Cultura se llama al conjunto de conocimientos, modos
de vida y costumbres que tienen vigencia en una época o sociedad determinada.
Cuando este complejo se descristianiza, y la Iglesia por falta de recursos o
por incuria lo abandona, se retira, se recluye, la cultura queda a merced del
príncipe de este mundo, del padre de la mentira. Él es un inspirador invencible
de ese tipo de diálogo o encuentro en el cual los hombres son inducidos con
arte refinado a la blasfemia contra el Espíritu Santo. Solo los santos
advierten plenamente, con perspicacia sobrenatural, tan delicadas artimañas, y
no le dejan al que te dije el campo abierto.
En el fragmento de la Segunda Carta a los Corintios,
que nos presenta también la liturgia de este Domingo, San Pablo habla de su
ministerio apostólico, que tiene por base la fe. En ese servicio que el Señor
le ha encomendado, el poder de Dios se manifiesta a través de la fragilidad del
enviado, que es un recipiente quebradizo de tierra cocida. Un exégeta del siglo
XX, el Padre E. B. Állo, comentando esa Carta escribía: el apóstol cree con
toda su alma en la acción divina de Cristo en él y por medio de él; por eso no
teme hablar, con una apertura y una audacia que escandaliza. Su propósito es
defender su manera sin compromisos de predicar el Evangelio.
Pablo cita un versículo del Salmo 115 con el que desea
expresar su confianza. Las traducciones actuales del Salterio varían levemente,
sin alterar demasiado el sentido.
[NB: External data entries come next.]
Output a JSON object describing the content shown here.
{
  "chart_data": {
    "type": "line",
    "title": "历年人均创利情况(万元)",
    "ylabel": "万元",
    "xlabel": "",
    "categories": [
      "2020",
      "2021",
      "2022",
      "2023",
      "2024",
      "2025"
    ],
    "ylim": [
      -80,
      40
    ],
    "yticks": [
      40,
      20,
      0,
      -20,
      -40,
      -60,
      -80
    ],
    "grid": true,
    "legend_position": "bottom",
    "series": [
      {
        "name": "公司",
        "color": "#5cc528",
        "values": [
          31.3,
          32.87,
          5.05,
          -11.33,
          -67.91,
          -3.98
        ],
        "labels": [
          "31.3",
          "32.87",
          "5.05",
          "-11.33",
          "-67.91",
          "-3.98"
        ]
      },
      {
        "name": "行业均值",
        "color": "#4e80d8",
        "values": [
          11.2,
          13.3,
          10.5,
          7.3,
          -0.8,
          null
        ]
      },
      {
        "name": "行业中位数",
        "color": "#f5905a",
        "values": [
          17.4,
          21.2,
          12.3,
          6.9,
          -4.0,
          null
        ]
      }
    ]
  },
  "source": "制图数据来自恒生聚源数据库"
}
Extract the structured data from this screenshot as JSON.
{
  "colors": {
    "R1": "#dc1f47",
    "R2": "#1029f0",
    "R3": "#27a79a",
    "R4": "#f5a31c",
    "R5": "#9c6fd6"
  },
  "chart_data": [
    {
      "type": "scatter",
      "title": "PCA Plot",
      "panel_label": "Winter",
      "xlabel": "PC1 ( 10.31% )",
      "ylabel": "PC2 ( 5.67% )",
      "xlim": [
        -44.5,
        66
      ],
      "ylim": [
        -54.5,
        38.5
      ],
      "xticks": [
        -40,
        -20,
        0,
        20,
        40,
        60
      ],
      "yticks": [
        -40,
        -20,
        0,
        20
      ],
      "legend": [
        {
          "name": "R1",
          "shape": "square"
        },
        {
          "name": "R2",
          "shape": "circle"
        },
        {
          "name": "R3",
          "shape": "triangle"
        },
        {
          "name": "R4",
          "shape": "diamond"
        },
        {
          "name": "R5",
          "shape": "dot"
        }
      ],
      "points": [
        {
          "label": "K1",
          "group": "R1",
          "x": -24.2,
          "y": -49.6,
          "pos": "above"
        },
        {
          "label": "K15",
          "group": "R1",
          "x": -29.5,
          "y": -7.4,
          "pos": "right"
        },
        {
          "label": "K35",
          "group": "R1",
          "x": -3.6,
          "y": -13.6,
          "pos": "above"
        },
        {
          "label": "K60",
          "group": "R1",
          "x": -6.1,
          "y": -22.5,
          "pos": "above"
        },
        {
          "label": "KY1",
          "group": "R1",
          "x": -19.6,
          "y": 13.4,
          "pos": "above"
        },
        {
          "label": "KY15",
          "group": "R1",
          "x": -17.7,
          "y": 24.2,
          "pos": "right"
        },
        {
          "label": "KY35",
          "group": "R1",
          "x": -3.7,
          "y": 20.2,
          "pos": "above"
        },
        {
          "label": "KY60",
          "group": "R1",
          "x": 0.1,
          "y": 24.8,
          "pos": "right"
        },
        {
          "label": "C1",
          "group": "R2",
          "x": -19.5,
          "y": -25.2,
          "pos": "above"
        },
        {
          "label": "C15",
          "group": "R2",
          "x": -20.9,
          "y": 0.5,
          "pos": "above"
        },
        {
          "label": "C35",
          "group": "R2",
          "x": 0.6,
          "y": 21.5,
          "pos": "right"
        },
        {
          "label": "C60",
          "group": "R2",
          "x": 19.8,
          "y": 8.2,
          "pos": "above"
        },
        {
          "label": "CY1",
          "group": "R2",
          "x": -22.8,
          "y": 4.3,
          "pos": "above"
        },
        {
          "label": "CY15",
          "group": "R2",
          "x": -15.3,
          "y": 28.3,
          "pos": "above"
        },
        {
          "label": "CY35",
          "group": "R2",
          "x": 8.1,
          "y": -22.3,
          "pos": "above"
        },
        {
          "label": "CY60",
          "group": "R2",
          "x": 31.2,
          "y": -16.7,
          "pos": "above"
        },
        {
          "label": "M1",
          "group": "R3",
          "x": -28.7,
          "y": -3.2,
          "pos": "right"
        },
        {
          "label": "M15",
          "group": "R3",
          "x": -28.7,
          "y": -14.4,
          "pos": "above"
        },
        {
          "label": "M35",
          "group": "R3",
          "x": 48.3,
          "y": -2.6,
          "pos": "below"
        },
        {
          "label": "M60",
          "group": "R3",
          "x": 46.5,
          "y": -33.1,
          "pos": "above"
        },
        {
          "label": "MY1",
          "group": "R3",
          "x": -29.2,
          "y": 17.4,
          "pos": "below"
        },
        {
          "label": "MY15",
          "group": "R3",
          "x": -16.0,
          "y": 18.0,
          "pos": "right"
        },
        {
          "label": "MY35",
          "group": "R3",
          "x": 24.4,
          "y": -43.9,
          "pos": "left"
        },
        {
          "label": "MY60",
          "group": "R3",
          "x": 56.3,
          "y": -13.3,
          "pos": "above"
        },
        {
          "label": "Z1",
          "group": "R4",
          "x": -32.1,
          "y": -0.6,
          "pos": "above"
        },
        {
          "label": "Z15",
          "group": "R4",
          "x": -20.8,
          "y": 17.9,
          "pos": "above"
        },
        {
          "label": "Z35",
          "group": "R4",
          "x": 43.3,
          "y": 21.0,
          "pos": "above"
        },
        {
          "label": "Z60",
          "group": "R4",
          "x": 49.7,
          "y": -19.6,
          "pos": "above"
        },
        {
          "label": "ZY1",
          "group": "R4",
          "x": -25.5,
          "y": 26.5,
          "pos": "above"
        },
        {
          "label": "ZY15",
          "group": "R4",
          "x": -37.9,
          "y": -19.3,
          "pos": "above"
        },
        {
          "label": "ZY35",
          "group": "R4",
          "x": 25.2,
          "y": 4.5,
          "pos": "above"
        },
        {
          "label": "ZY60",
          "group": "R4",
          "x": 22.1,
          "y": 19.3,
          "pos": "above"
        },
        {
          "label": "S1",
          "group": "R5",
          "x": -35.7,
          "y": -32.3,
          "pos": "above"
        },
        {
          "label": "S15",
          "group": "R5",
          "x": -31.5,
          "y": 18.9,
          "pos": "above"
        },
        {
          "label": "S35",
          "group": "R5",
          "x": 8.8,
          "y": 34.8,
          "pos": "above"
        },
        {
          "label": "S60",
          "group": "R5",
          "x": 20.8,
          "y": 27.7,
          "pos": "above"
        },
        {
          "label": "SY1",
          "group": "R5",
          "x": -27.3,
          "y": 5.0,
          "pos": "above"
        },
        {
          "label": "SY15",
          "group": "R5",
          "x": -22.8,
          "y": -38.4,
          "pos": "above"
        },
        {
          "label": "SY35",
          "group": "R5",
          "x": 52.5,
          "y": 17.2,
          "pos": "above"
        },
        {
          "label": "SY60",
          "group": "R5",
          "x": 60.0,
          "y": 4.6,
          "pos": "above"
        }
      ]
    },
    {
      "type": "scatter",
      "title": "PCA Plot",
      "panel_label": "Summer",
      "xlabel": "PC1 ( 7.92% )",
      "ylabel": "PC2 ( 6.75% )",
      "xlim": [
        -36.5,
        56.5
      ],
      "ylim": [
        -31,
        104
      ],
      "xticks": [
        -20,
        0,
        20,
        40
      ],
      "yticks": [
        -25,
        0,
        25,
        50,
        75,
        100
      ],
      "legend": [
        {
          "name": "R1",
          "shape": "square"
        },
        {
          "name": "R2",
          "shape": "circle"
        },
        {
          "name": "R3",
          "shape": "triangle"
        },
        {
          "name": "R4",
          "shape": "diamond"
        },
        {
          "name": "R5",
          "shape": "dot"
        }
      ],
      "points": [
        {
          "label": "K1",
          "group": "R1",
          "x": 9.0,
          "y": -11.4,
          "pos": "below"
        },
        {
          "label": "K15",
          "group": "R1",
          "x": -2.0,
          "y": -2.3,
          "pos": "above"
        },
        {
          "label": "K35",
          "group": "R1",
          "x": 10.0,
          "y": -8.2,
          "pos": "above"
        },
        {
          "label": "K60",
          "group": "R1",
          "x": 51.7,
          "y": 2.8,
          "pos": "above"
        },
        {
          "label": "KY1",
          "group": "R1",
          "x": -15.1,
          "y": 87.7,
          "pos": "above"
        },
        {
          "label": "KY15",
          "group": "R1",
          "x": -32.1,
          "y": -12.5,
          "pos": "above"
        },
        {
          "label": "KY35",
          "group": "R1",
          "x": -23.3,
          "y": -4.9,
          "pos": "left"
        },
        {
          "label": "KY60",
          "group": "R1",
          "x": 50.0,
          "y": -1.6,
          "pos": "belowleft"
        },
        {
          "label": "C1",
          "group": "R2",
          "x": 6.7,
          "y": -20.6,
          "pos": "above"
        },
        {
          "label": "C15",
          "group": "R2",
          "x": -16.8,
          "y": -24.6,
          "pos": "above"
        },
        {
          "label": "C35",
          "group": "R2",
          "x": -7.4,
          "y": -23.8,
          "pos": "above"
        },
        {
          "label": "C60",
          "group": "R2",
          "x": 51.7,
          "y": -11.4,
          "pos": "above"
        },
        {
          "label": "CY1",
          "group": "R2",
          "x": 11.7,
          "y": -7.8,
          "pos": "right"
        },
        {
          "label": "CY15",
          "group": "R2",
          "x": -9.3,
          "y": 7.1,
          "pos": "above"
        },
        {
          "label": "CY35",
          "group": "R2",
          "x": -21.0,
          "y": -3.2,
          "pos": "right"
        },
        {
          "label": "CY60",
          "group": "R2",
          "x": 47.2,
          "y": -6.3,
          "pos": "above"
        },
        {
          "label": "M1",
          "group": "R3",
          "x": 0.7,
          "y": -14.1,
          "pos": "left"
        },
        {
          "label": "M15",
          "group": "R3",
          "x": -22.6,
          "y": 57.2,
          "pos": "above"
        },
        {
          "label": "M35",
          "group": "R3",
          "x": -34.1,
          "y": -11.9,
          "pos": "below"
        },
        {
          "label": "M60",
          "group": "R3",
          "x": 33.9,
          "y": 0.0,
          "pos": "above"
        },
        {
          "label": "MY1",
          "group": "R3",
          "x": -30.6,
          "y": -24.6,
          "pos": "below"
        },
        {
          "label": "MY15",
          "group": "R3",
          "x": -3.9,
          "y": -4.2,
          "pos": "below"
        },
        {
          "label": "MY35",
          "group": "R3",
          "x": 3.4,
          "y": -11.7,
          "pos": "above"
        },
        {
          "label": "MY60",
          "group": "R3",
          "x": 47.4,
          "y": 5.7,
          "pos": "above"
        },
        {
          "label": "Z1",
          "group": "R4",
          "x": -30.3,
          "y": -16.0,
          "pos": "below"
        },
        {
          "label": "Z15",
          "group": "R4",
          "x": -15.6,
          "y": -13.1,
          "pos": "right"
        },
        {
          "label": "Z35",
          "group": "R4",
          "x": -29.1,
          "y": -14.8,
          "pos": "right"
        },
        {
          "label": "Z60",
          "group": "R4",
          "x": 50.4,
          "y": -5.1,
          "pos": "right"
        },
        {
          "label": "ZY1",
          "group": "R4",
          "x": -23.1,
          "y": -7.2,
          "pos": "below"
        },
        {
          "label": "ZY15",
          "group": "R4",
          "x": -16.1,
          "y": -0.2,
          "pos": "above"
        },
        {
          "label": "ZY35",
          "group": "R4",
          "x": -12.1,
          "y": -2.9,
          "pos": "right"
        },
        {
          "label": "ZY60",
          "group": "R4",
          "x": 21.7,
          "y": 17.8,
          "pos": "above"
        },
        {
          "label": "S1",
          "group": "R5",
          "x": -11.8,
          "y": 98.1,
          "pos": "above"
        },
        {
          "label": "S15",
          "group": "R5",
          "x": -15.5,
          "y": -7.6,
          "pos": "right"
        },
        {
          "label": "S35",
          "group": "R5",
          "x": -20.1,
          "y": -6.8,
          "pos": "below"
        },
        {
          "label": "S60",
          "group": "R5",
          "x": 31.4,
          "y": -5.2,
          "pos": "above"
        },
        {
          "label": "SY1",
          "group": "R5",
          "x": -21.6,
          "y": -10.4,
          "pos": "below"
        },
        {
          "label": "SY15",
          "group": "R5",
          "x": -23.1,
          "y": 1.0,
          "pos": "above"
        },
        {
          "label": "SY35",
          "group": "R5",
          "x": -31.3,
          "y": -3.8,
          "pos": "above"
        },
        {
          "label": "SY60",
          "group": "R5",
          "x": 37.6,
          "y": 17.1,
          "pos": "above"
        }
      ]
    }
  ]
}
Por ejemplo: Tenía confianza, incluso cuando
dije: ‘¡Qué grande es mi desgracia!’; o bien: “yo creía cuando decía: qué
desdichado soy”. El texto de la Segunda Carta a los Corintios reproduce la
versión griega llamada de los LXX, según la cual el salmista dice epísteusa,
diò elálesa: creí, por eso hablé. Del mismo modo entiende el pasaje la Vulgata
latina: credidi, propter quod locutus sum. El Apóstol se apropia de esa
confesión: también nosotros creemos -dice- y por lo tanto hablamos (2 Cor 4,
13). Muy de lejos, modestamente, me atrevo a sumarme a ese “nosotros”;
epísteusa, diò elálesa, yo también: creí, por eso hablé.